Big Data Design Thinking

Solving problems and developing innovations for Big Data with Design Thinking

Data is the new oil. But while the use of oil was relatively clearly defined, there are much more possibilities in data. It’s an endless story.

Almost all companies are facing the challenge of having tons of data from very heterogeneous sources. But often, they lack a clear vision of what the data could be used for.

What are new business models that can be fueled with the data? Which data products can be defined and sold by the company? The solution is: Design Thinking.

The Solution: Design Thinking

The Design Thinking approach has been developed in Silicon Valley, but is now used by companies all over the world. It’s main feature is that it uses interdisciplinary teams to create innovations and find new solutions to urgent enterprise challenges.

All participants of a Design Thinking process are consistently switching to the user perspective. In Data Design Thinking, this can be both the point of view of external customers or internal customers for data products. The approach uses various methods such as interviews, prototypes, mindmaps and situational analyzes.

Design Thinking and Big Data

At first glance, this sounds like a contradiction. On the one hand, Design Thinking and its orientation to people and their needs. On the other hand, Big Data, i.e. algorithms and large amounts of quantitative data.

But the truth is, both themes almost are a natural fit. Many of the key features of Design Thinking can also be found in Big Data:

  • Customer centered: Just as Design Thinking means entering the world of the users, Big Data sources are used to analyze business challenges from the perspective of the users. Data such as app usage data from Mixpanel or website data from Google Analytics objectively show the most important behavior patterns of the users and enable companies to develop new ideas.
  • Focused on results: The biggest problem in many Big Data projects is the huge gap between findings from the data and the actual transformation into data products that offer a real value. Here, design thinking helps by consistently focusing on problem solving and action orientation.
  • Agile: An important intermediate goal of design thinking is a prototype, which conveys a realistic impression of the new problem solution as early as possible. The guidelines are: “show don’t tell” or in line with Facebook’s development strategy: “Move fast and break things“. Big Data projects use notebook platforms such as Jupyter, Shiny or Zeppelin to quickly develop data prototypes as well as share and discuss them in teams.
  • Interdisciplinary: In design-thinking workshops, various stakeholders in the company develop solutions and innovations together. Hierarchies and department titles should not play any role. Data Science is also interdisciplinary from the beginning. It combines programming skills, mathematical-statistical knowledge with the knowledge of the respective area – sales, supply chain, marketing or controlling.
  • Empathy: A very important goal of Design Thinking is to take the users’ point of view when looking at the business challenges. These can be external users, for example consumers, but also internal users, for example other departments, that have access to the data products or models.
  • Data driven: Design Thinking does not happen in a vacuum, but is based on collected data, e.g. survey data from a workshop with users and customers. The data is used to define assumptions, test hypotheses, and then come up with new questions, which will then be answered in a next interview round. Data Design Thinking obviously also has a strong focus e.g. on customer interviews, but also measurement data, tracking data, market research studies.

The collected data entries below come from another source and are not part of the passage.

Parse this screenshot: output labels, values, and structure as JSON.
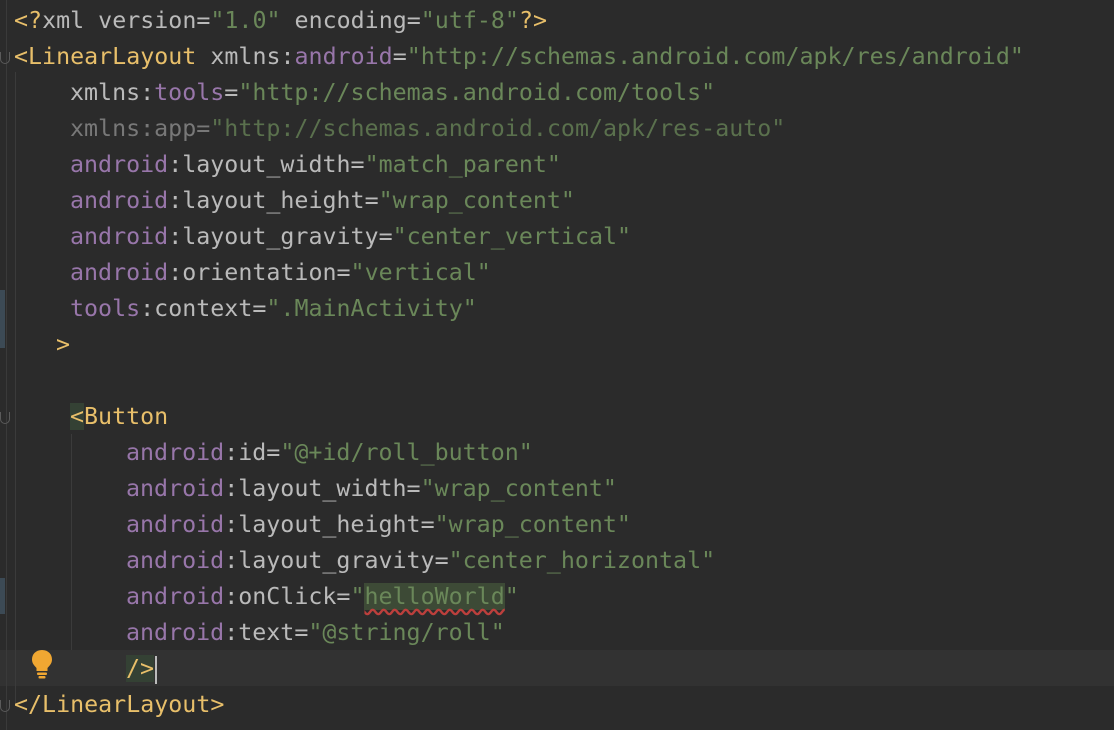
{
  "lines": [
    {
      "decl_open": "<?",
      "decl_name": "xml",
      "decl_a1": " version=",
      "decl_v1": "\"1.0\"",
      "decl_a2": " encoding=",
      "decl_v2": "\"utf-8\"",
      "decl_close": "?>"
    },
    {
      "tag_open": "<LinearLayout",
      "attr_xmlns": " xmlns:",
      "ns": "android",
      "eq": "=",
      "value": "\"http://schemas.android.com/apk/res/android\""
    },
    {
      "attr_xmlns": "xmlns:",
      "ns": "tools",
      "eq": "=",
      "value": "\"http://schemas.android.com/tools\""
    },
    {
      "text": "xmlns:app=",
      "value": "\"http://schemas.android.com/apk/res-auto\""
    },
    {
      "ns": "android",
      "colon": ":",
      "attr": "layout_width",
      "eq": "=",
      "value": "\"match_parent\""
    },
    {
      "ns": "android",
      "colon": ":",
      "attr": "layout_height",
      "eq": "=",
      "value": "\"wrap_content\""
    },
    {
      "ns": "android",
      "colon": ":",
      "attr": "layout_gravity",
      "eq": "=",
      "value": "\"center_vertical\""
    },
    {
      "ns": "android",
      "colon": ":",
      "attr": "orientation",
      "eq": "=",
      "value": "\"vertical\""
    },
    {
      "ns": "tools",
      "colon": ":",
      "attr": "context",
      "eq": "=",
      "value": "\".MainActivity\""
    },
    {
      "tag": ">"
    },
    {
      "tag_lt": "<",
      "tag_name": "Button"
    },
    {
      "ns": "android",
      "colon": ":",
      "attr": "id",
      "eq": "=",
      "value": "\"@+id/roll_button\""
    },
    {
      "ns": "android",
      "colon": ":",
      "attr": "layout_width",
      "eq": "=",
      "value": "\"wrap_content\""
    },
    {
      "ns": "android",
      "colon": ":",
      "attr": "layout_height",
      "eq": "=",
      "value": "\"wrap_content\""
    },
    {
      "ns": "android",
      "colon": ":",
      "attr": "layout_gravity",
      "eq": "=",
      "value": "\"center_horizontal\""
    },
    {
      "ns": "android",
      "colon": ":",
      "attr": "onClick",
      "eq": "=",
      "q1": "\"",
      "word": "helloWorld",
      "q2": "\""
    },
    {
      "ns": "android",
      "colon": ":",
      "attr": "text",
      "eq": "=",
      "value": "\"@string/roll\""
    },
    {
      "tag": "/>"
    },
    {
      "tag": "</LinearLayout>"
    }
  ],
  "icons": {
    "intention_bulb": "lightbulb-icon"
  },
  "colors": {
    "background": "#2b2b2b",
    "tag": "#e8bf6a",
    "namespace": "#9876aa",
    "value": "#6a8759",
    "attribute": "#bababa",
    "bulb": "#f0a732"
  }
}
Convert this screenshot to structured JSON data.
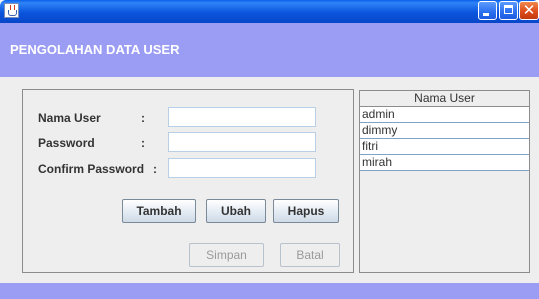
{
  "window": {
    "icon": "java-cup-icon",
    "buttons": {
      "minimize_icon": "minimize-icon",
      "maximize_icon": "maximize-icon",
      "close_icon": "close-icon",
      "close_glyph": "✕"
    }
  },
  "header": {
    "title": "PENGOLAHAN DATA USER"
  },
  "form": {
    "fields": [
      {
        "label": "Nama User",
        "colon": ":",
        "value": ""
      },
      {
        "label": "Password",
        "colon": ":",
        "value": ""
      },
      {
        "label": "Confirm Password",
        "colon": ":",
        "value": ""
      }
    ],
    "buttons": {
      "tambah": "Tambah",
      "ubah": "Ubah",
      "hapus": "Hapus",
      "simpan": "Simpan",
      "batal": "Batal"
    }
  },
  "user_table": {
    "header": "Nama User",
    "rows": [
      "admin",
      "dimmy",
      "fitri",
      "mirah"
    ]
  },
  "colors": {
    "header_band": "#9b9df4",
    "titlebar": "#0b55de",
    "panel_bg": "#eeeeee"
  }
}
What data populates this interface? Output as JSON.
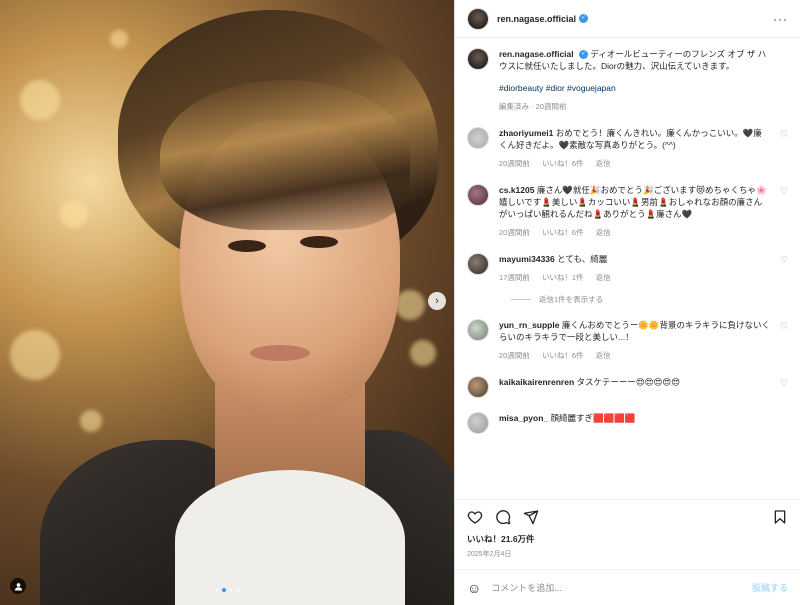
{
  "post": {
    "username": "ren.nagase.official",
    "caption": "ディオールビューティーのフレンズ オブ ザ ハウスに就任いたしました。Diorの魅力、沢山伝えていきます。",
    "hashtags": "#diorbeauty #dior #voguejapan",
    "caption_meta": "編集済み · 20週間前",
    "likes": "いいね！21.6万件",
    "date": "2025年2月4日",
    "photo_index": 2,
    "photo_total": 4
  },
  "comments": [
    {
      "user": "zhaoriyumei1",
      "text": "おめでとう！廉くんきれい。廉くんかっこいい。🖤廉くん好きだよ。🖤素敵な写真ありがとう。(^^)",
      "age": "20週間前",
      "likes": "いいね！6件",
      "reply": "返信"
    },
    {
      "user": "cs.k1205",
      "text": "廉さん🖤就任🎉おめでとう🎉ございます😻めちゃくちゃ🌸嬉しいです💄美しい💄カッコいい💄男前💄おしゃれなお顔の廉さんがいっぱい観れるんだね💄ありがとう💄廉さん🖤",
      "age": "20週間前",
      "likes": "いいね！6件",
      "reply": "返信"
    },
    {
      "user": "mayumi34336",
      "text": "とても、綺麗",
      "age": "17週間前",
      "likes": "いいね！1件",
      "reply": "返信"
    },
    {
      "user": "yun_rn_supple",
      "text": "廉くんおめでとうー🌼🌼背景のキラキラに負けないくらいのキラキラで一段と美しい...！",
      "age": "20週間前",
      "likes": "いいね！6件",
      "reply": "返信"
    },
    {
      "user": "kaikaikairenrenren",
      "text": "タスケテーーー😍😍😍😍😍",
      "age": "",
      "likes": "",
      "reply": ""
    },
    {
      "user": "misa_pyon_",
      "text": "顔綺麗すぎ🟥🟥🟥🟥",
      "age": "",
      "likes": "",
      "reply": ""
    }
  ],
  "replies_toggle": "返信1件を表示する",
  "comment_box": {
    "placeholder": "コメントを追加...",
    "post_label": "投稿する"
  },
  "icons": {
    "more": "more-options-icon",
    "heart": "heart-icon",
    "comment": "comment-icon",
    "share": "share-icon",
    "bookmark": "bookmark-icon",
    "emoji": "emoji-icon",
    "next": "chevron-right-icon",
    "user_tag": "user-tag-icon"
  },
  "colors": {
    "link": "#00376b",
    "verified": "#3897f0",
    "muted": "#8e8e8e",
    "post_btn": "#b2dffc"
  }
}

The Data Design Thinking process

Our workshops on Data Design Thinking are based on the following agenda:

Draft

What would the perfect data product in this segment look like? What could be achieved, powered, … with this product?

First interview

Interview, ideally with future users. Key question: What needs do users have? What problem do they want to solve? After the first interviews, the roles will be swapped.

Second interview

Deepen the results from the first interview. If some points are unclear, try to elucidate the users’ “pain points”.

Interim results

Summarize the findings so far: What exactly do the users of the data product want to achieve? What experiences have you experienced in the role exchange? What things were not known before?

Formulation of the Point of View

This is about summarizing the interim results in a single sentence: user ____ needs something (data product, model, analysis, dashboard) to fulfill his needs because ______ (fill in insights).

Ideation

Based on the POV, the participants sketch five radical problem solutions that could meet the needs of users.

Feedback

After a brief presentation of the five ideas, the participants get instant feedback from their partners. Then the roles are reversed and the partner presents her/his ideas.

Improved solution

The feedback is used to develop a new solution.

Prototype

The participants build prototypes based on the improved solution, e.g. in Shiny, Jupyter or Zeppelin, but also pen-and-paper dummies work. This step is not about perfection, but about creating something tangible.

User feedback

Evaluation of the feedback to the prototypes: What has succeeded? What is not good yet? What open questions still need to be clarified? What new ideas have arisen in the interaction with the prototype?

Next steps

Which additions or revisions should be tackled next?

Reforumulation of the POV

Based on the results so far: How has the POV changed? How does a new POV look like?

This method should be able to produce useful and exciting results within a short period of time – between one and three hours – that could serve as a starting point for the development of new data products in the company.